Étonnamment, Désolé, petit C’est le début de la direction du scénariste-réalisateur-réalisateur-réalisateur-réalisateur, jusqu’à présent connu pour son rôle à la télévision MilliardEt ici qui montre un art profondément stratifié de l’intérieur. Parfois, ses grands pendentifs excentriques – en tant qu’écrivain et actrice – se souviennent de Miranda juillet, mais avec un effet plus chaud sur le toucher.

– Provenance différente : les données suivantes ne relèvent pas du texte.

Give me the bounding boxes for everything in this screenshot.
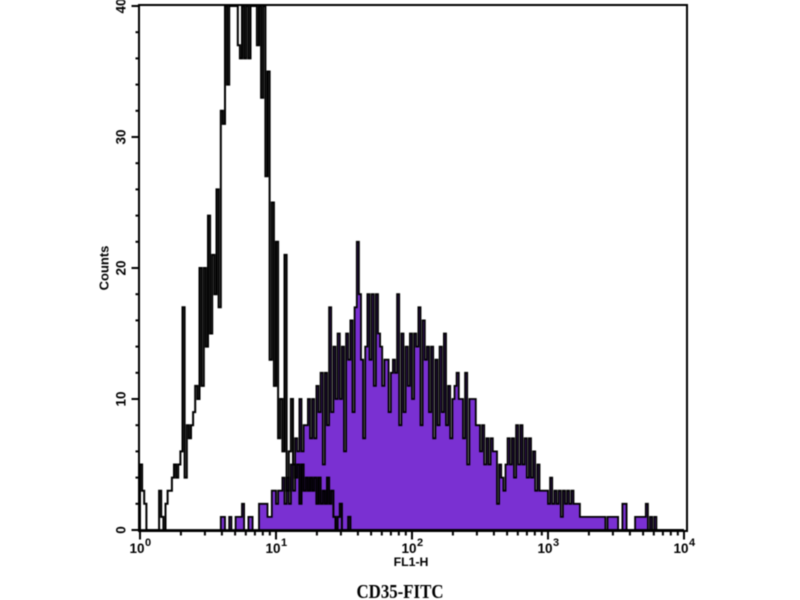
svg-text:10: 10 [401, 541, 416, 556]
svg-text:FL1-H: FL1-H [394, 555, 429, 569]
svg-text:10: 10 [129, 541, 144, 556]
svg-text:40: 40 [114, 0, 129, 14]
svg-text:30: 30 [114, 129, 129, 144]
svg-text:0: 0 [114, 526, 129, 534]
svg-text:2: 2 [417, 537, 423, 549]
svg-text:0: 0 [145, 537, 151, 549]
svg-text:10: 10 [265, 541, 280, 556]
svg-text:3: 3 [553, 537, 559, 549]
svg-text:4: 4 [689, 537, 696, 549]
svg-text:10: 10 [114, 391, 129, 406]
svg-text:1: 1 [281, 537, 287, 549]
svg-text:10: 10 [537, 541, 552, 556]
svg-text:CD35-FITC: CD35-FITC [357, 581, 444, 600]
svg-text:10: 10 [673, 541, 688, 556]
svg-text:20: 20 [114, 260, 129, 275]
svg-text:Counts: Counts [97, 246, 112, 291]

L’histoire de Victor est racontée avec un style cinématographique mince et bizarre, évitant les clichés et esquivant nos attentes au four en tant que spectateurs. À travers la saga de son caractère Agnes, Victor transmet une vision intime d’une expérience traumatisante avec un professeur abusif – dont l’action maléfique est représentée dans une longue distance hors de la maison où les abus se produisent – avec un sentiment de temps tordu et circulaire. De manière appropriée, le style fait allusion au flou de la mémoire et au temps déclenché par une expérience traumatisante.
Victor structure ingénieusement son histoire de manière caprituelle et chronologiquement hors de l’éteinte, encadrée par les livres de “l’année du bébé”, concernant la dernière arrivée et la dernière arrivée de l’enfant de son ami lesbien (Naomie Ackie) (découvert, “l’enfant” du titre, par rapport à toute association romantique). Les “chapitres” du film se déroulent à côté. Dans “L’année avec les questions”, il se prépare avec la douleur résiduelle et la confusion de la vie après la maltraitance et essaie de survivre à ses échos. “L’année avec le bon sandwich” combat un semblant de résolution ou d’acceptation avec l’aide d’une réunion des possibilités avec un homme de bon sens: sage homme / sandwich. Pourquoi pas?
Avec les marges de cette histoire du conflit intérieur et de la reconstruction du personnage, il y a une interaction d’amour confortable – seulement timide d’un véritable enchevêtrement romantique – avec son voisin Gavin (Lucas Hedges, toujours un bon enchanteur naturel, comme dans Manchester en merWes Anderson Flicks E Laissez-les tous parler). Leur chimie sexuelle naturaliste agit comme un baume dans un monde sexuellement plein et obscurci.
Dans l’une des scènes les plus étrangement touchantes de l’année au cinéma, Agnes a un discours de vie privé de cœur au cœur du cœur et ses pièges inévitables avec l’incroyable enfant. D’où le titre du film. Et par conséquent, les volumineux d’un ballon de balle de balle d’un film américain indépendant, un concurrent pour 10 meilleures listes atteint la fin de l’année.